In vivo biodistribution and biosafety of GPPCT
To understand the biological distribution of GPPCT and GmPCT in vivo, the contents of copper in heart, liver, spleen, lung, kidney and tumors at different time intervals were determined by ICP-OES (Fig. 8a, b, c). For both targeted and non-targeted nanoplatforms, the Cu content in liver, lung and tumor increased significantly after intravenous injection, and peaked at 2 h. Then the Cu concentration in all major organs decreased to normal level after 72 h by metabolization, indicating that the injected nanoplatforms were almost completely cleared from the body within 3 days. More importantly, the Cu content in tumor tissue of targeted GPPCT group was significantly higher than GmPCT group within 8 h after injection (p<0.01). This result indicated that GPPCT nanoplatforms could effectively accumulate at tumor sites by the specific recognition of PBA to sialic acid resides overexpressed on 4T1 cancer cells, and be safely excreted from the body.

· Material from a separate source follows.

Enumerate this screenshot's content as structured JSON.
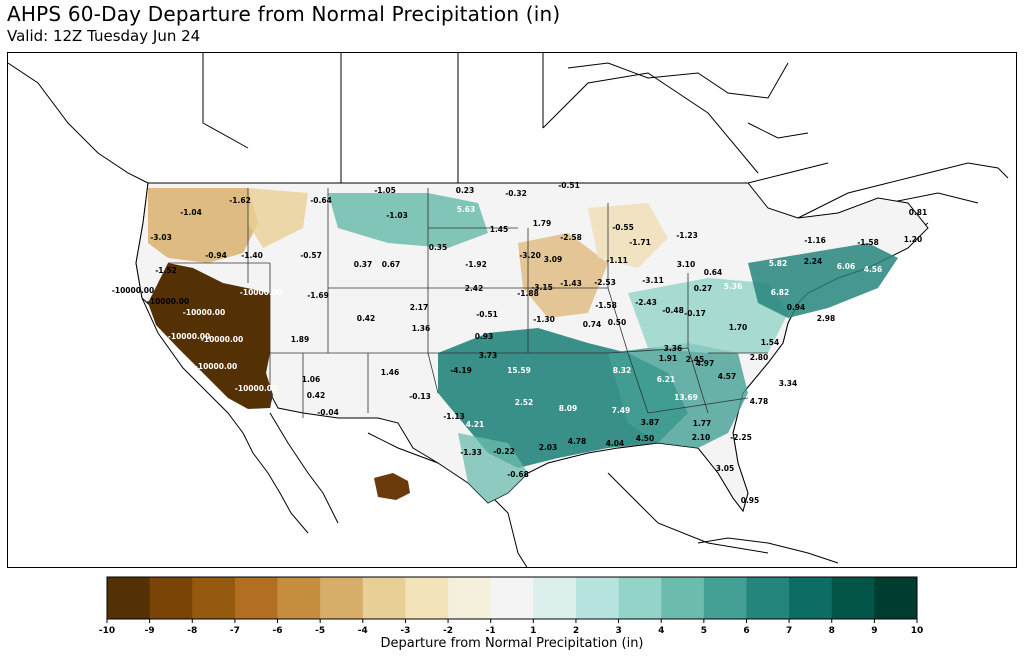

In addition, the biotoxicity of nanoplatforms for major organs after different treatments were evaluated by H&E staining assays in Fig. 8d. To our relief, no apparent inflammation or cell necrosis and apoptosis were observed in heart, liver, spleen, and kidney, indicating the excellent biocompatible of GPPCT nanoplatforms and no extra damage to normal organs after treatment. Finally, the routine blood and blood biochemical analysis were performed after GPPCT treatment. No obvious abnormality was observed in Additional file 1: Fig. S13, suggesting the good compatibility of GPPCT, and the proper liver and kidney function after GPPCT treatment. In conclusion, GPPCT nanoplatforms could be specifically accumulated at tumor overexpressing sialic acid residues, and be metabolized without significant damage to normal organs, which is of great importance for in vivo biomedical applications.